Strong Industry, University Ties Spurring Growth Elsewhere, Too
Cecil County, Maryland, which is located on the I-95 corridor halfway between Philadelphia and Baltimore, is another hotbed of research and development.
Lisa Webb, director of the office of economic development in Cecil County, said, “Many of businesses in this area are working with patents and activities from WL Gore and DuPont, which are major contributors to R&D. We’re also impacted by University of Delaware with a lot of patent activity and the resulting small business technology transfer. Plus, Aberdeen Proving Ground, the U.S. Army facility, is nearby which is the basis for defense-related R&D.”
WL Gore has 13 production plants and about 2,400 employees in Cecil County. While the company is widely known for GORE-TEX, it develops and manufactures products ranging from medical and surgical products to guitar strings to performance outerwear designed for first responders in the military.
“At WL Gore, we’re widely recognized for our innovative products and culture. R&D is a critical role for us, because we’re dedicated to producing a continuous, unique, high-value stream of products for our customers,” said Mike Ratchford, government relations associate at WL Gore. “All of our associates play a role in research and development. They’re encouraged to spend a portion of their time on dabble time, exploring new possibilities and products. While we do have facilities with a concentration of R&D, really R&D happens wherever our production plants are located.”
St. Louis, Missouri, is also seeing a business boom, based on R&D stemming from companies in areas such as plant and life science, consumer products, advanced manufacturing and energy.
Rawlings Sporting Goods Company, headquartered in St. Louis, is a leading manufacturer and marketer of sporting goods in the United States.

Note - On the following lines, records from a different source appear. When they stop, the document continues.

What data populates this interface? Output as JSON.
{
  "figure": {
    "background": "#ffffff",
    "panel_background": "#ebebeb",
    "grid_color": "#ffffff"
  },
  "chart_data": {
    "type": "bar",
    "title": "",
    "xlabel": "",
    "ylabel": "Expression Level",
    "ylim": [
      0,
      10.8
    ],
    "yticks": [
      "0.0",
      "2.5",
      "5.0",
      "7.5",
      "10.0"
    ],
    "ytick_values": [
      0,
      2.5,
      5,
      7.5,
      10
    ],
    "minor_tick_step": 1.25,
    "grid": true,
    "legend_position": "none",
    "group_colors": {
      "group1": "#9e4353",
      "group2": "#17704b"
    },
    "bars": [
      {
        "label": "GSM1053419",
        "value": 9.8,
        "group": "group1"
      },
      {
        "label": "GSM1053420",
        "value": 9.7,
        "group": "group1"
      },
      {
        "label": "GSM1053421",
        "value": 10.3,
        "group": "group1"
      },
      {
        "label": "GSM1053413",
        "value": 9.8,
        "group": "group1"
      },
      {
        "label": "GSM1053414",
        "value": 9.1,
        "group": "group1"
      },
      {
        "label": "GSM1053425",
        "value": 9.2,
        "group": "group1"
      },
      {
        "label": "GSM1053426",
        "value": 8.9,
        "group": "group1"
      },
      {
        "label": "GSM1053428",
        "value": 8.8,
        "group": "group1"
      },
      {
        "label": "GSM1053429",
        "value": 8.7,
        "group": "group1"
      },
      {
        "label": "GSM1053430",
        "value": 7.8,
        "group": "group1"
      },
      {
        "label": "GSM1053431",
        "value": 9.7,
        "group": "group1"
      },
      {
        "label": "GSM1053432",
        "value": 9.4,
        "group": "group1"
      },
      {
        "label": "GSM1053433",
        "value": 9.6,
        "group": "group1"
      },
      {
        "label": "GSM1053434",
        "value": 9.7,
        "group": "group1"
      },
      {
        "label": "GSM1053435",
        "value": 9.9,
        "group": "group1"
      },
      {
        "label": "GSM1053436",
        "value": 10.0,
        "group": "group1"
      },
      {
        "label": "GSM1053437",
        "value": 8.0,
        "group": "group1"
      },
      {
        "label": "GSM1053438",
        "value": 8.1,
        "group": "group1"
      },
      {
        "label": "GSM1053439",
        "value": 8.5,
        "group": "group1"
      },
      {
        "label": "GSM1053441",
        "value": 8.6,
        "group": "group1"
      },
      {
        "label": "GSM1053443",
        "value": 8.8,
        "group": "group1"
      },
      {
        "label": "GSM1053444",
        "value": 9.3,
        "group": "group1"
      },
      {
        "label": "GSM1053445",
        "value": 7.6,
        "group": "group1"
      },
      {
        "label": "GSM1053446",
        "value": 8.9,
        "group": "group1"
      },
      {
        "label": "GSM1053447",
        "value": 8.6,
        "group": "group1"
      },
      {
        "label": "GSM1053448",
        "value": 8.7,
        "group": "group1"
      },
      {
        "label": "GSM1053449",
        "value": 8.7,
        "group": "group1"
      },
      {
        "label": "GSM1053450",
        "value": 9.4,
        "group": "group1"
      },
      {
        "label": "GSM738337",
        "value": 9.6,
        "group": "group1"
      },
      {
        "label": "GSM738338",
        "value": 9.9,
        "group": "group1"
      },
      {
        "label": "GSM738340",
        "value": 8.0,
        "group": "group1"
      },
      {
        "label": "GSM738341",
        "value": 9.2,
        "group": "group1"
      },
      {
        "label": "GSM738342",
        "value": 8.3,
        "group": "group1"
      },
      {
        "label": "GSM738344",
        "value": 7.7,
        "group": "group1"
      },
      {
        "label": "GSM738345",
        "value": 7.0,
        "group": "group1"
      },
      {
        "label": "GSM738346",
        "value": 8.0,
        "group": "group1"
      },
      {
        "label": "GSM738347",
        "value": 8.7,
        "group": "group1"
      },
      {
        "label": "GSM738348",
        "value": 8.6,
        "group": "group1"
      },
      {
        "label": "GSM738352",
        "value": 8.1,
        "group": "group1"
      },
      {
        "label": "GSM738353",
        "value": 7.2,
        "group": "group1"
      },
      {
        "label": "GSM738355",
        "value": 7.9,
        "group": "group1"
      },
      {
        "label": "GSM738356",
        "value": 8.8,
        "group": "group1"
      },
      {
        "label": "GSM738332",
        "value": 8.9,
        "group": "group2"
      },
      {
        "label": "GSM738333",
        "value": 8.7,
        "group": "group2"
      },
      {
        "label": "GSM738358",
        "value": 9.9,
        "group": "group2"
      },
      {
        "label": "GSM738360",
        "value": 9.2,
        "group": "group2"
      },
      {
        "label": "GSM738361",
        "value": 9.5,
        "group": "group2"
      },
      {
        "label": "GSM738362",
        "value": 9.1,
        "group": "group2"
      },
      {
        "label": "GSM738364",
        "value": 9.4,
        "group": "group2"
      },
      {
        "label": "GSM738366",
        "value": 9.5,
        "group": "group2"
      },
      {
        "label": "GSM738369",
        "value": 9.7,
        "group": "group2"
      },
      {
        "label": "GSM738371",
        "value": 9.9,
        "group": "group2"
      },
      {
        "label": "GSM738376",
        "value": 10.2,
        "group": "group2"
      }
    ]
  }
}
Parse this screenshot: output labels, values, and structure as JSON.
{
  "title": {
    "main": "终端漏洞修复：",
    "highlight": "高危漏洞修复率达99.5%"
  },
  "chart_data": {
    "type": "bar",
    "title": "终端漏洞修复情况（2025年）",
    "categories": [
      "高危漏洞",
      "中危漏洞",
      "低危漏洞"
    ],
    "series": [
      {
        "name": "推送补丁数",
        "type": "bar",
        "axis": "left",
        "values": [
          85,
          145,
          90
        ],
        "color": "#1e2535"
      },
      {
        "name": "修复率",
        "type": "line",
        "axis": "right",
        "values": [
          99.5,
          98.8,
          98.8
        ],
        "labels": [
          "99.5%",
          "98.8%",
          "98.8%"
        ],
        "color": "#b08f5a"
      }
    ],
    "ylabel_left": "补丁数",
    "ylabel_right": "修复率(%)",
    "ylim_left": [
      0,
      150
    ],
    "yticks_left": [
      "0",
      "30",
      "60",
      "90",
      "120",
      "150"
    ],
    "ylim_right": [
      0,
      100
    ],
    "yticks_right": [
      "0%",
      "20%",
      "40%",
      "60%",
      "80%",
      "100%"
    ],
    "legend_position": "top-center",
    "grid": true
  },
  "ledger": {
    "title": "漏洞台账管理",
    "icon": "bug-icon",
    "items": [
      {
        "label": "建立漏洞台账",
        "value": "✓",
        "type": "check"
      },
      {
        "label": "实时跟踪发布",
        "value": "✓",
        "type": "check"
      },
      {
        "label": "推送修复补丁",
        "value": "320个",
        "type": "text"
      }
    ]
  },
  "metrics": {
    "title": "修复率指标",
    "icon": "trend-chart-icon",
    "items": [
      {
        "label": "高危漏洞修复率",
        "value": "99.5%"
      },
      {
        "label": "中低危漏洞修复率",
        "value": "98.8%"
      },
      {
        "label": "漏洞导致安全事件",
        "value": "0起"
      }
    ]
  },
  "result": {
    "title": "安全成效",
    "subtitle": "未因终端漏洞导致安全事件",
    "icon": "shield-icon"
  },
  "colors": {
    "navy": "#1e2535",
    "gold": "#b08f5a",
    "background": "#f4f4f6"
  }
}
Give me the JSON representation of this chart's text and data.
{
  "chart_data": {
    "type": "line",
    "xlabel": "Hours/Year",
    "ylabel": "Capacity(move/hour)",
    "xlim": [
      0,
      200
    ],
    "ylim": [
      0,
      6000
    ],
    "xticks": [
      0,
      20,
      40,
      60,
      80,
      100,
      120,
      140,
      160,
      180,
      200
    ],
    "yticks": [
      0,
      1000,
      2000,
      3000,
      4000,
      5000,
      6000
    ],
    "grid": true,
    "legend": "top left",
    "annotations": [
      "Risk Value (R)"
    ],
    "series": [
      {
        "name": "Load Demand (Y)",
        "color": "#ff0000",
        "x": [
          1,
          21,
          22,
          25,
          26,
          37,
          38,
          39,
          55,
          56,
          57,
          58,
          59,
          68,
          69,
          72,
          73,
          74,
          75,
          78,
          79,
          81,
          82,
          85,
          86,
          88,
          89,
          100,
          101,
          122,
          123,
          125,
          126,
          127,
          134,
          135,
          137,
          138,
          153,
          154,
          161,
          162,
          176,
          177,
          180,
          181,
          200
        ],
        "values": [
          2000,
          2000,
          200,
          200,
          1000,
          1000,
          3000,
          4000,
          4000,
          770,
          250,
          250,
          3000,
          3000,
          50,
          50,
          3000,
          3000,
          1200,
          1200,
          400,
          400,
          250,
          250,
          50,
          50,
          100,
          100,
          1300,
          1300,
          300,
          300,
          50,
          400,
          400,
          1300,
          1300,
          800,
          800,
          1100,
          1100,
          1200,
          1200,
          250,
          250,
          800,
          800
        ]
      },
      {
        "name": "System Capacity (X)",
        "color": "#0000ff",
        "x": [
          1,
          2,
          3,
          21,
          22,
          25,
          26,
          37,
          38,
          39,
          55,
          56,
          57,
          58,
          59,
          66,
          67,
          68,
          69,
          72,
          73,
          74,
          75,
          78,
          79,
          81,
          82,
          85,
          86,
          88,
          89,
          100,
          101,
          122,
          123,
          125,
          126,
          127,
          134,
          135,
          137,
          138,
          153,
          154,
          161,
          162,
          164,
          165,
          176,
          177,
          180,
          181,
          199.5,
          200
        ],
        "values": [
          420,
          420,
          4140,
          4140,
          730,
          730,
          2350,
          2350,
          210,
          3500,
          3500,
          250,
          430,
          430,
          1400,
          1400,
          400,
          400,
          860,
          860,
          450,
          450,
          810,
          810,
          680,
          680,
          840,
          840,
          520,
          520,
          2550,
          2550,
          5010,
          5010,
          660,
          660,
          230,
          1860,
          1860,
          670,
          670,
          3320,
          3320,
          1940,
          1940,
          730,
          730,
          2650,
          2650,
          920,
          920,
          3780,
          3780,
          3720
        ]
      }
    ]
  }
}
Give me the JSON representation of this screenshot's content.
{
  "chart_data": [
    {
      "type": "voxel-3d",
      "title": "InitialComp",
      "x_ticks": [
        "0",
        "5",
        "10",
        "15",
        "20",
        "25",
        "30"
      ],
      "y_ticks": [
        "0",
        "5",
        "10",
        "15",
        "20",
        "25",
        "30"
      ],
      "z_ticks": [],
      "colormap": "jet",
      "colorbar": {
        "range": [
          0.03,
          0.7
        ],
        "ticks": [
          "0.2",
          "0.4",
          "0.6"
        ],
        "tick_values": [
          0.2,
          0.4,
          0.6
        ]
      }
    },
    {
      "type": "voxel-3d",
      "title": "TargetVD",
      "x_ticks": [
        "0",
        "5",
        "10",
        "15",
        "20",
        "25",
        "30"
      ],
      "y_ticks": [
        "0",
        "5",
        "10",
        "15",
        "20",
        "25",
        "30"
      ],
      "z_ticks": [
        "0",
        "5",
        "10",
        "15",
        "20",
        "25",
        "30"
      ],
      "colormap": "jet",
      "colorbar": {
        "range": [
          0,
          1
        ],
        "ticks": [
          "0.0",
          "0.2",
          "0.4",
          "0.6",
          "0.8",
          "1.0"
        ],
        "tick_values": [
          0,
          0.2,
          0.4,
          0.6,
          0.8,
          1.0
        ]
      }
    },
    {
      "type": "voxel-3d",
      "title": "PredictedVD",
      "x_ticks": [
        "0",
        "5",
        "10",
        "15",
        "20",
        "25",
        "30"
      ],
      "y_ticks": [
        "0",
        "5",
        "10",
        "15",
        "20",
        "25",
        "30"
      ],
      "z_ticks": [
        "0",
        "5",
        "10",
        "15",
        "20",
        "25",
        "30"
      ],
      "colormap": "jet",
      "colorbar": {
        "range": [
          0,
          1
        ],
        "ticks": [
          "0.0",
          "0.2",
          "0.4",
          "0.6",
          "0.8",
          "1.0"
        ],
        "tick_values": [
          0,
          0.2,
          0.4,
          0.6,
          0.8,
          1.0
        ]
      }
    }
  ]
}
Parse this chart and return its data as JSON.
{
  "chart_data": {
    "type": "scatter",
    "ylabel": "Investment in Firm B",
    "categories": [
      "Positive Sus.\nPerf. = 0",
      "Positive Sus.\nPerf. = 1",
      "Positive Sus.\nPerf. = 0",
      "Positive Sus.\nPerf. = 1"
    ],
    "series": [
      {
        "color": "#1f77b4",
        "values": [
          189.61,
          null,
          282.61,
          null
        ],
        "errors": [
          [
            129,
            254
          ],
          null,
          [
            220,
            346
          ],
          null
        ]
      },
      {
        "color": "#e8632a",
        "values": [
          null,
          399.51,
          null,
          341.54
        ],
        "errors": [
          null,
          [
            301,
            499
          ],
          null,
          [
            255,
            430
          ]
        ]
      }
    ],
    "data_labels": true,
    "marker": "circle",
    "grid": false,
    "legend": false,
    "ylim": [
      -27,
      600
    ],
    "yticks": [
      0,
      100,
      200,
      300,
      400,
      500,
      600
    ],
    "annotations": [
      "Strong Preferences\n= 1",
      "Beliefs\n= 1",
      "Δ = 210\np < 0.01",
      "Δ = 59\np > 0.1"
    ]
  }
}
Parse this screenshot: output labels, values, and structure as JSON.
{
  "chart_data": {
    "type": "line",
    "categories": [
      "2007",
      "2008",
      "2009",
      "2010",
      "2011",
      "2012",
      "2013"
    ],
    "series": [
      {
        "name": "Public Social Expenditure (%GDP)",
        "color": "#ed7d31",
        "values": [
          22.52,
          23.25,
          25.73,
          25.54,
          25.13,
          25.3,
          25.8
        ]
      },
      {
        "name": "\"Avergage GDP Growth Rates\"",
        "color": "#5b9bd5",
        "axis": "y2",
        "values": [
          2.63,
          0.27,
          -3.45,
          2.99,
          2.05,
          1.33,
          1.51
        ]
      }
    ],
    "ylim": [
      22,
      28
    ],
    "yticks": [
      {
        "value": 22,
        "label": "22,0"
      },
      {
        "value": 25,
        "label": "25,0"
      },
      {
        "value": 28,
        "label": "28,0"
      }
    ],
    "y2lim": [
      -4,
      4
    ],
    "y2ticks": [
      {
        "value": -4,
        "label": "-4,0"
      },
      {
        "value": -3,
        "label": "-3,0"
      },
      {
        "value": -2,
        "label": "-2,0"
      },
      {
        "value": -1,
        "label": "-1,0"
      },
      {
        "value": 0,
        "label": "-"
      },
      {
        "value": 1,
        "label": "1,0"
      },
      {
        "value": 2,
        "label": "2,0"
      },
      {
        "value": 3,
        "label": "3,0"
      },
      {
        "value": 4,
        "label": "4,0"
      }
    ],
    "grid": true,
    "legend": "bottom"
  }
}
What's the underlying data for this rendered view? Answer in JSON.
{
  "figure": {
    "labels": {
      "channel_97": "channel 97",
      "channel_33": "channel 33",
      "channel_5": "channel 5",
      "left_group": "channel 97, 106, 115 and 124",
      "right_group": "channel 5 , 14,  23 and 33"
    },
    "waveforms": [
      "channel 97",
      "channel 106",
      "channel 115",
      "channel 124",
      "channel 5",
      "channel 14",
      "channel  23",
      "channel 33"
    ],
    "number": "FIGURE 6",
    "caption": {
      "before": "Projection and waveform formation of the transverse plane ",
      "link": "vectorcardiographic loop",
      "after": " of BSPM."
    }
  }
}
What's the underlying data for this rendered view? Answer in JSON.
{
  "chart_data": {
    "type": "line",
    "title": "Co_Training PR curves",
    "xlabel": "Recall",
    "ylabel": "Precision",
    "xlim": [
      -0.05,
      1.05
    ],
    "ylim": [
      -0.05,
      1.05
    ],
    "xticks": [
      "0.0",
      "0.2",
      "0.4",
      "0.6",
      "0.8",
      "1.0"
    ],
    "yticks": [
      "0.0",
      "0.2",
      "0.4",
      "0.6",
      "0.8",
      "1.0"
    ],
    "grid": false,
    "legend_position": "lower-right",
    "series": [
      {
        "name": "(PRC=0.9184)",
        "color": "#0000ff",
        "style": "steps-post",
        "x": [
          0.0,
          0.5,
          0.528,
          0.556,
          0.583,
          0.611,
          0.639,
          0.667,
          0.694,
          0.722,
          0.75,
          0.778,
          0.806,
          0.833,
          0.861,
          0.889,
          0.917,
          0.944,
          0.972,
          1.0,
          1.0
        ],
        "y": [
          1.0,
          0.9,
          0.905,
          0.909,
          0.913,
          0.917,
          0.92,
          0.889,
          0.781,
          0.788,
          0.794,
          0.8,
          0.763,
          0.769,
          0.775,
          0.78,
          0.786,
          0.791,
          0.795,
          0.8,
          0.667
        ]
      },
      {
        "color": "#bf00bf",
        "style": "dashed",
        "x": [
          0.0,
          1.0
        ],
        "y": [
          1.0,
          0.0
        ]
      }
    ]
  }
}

“As just one example, Rawlings has been studying technology related to concussions and partnering with our top-notch medical school at Washington University,” said Monica Conners, vice president of business retention and expansion in the business development division at St. Louis Economic Development Partnership.
“Companies are coming here from all over the country to be close to leaders like Monsanto and Sigma Aldrich as well as access to our Ph.D talent,” Conners said. “Most recently, SYMYCO PHYCAL and Allied Blending and Ingredients relocated here. Companies like these are moving to the Bio-Research & Development Growth Park (BRDG Park), located next to the Danforth Plant and Science Center, which is becoming an R&D hub.”
Ultimately, successful research and development are key components behind successful companies and vibrant regions.
Jerry Murphy, in Wisconsin’s New North region, said, “R&D has kept our industries vital. It’s driven by market demand, product demand, regulatory compliance and real-market demand. New innovations around production, packaging and delivery have kept our companies healthy.”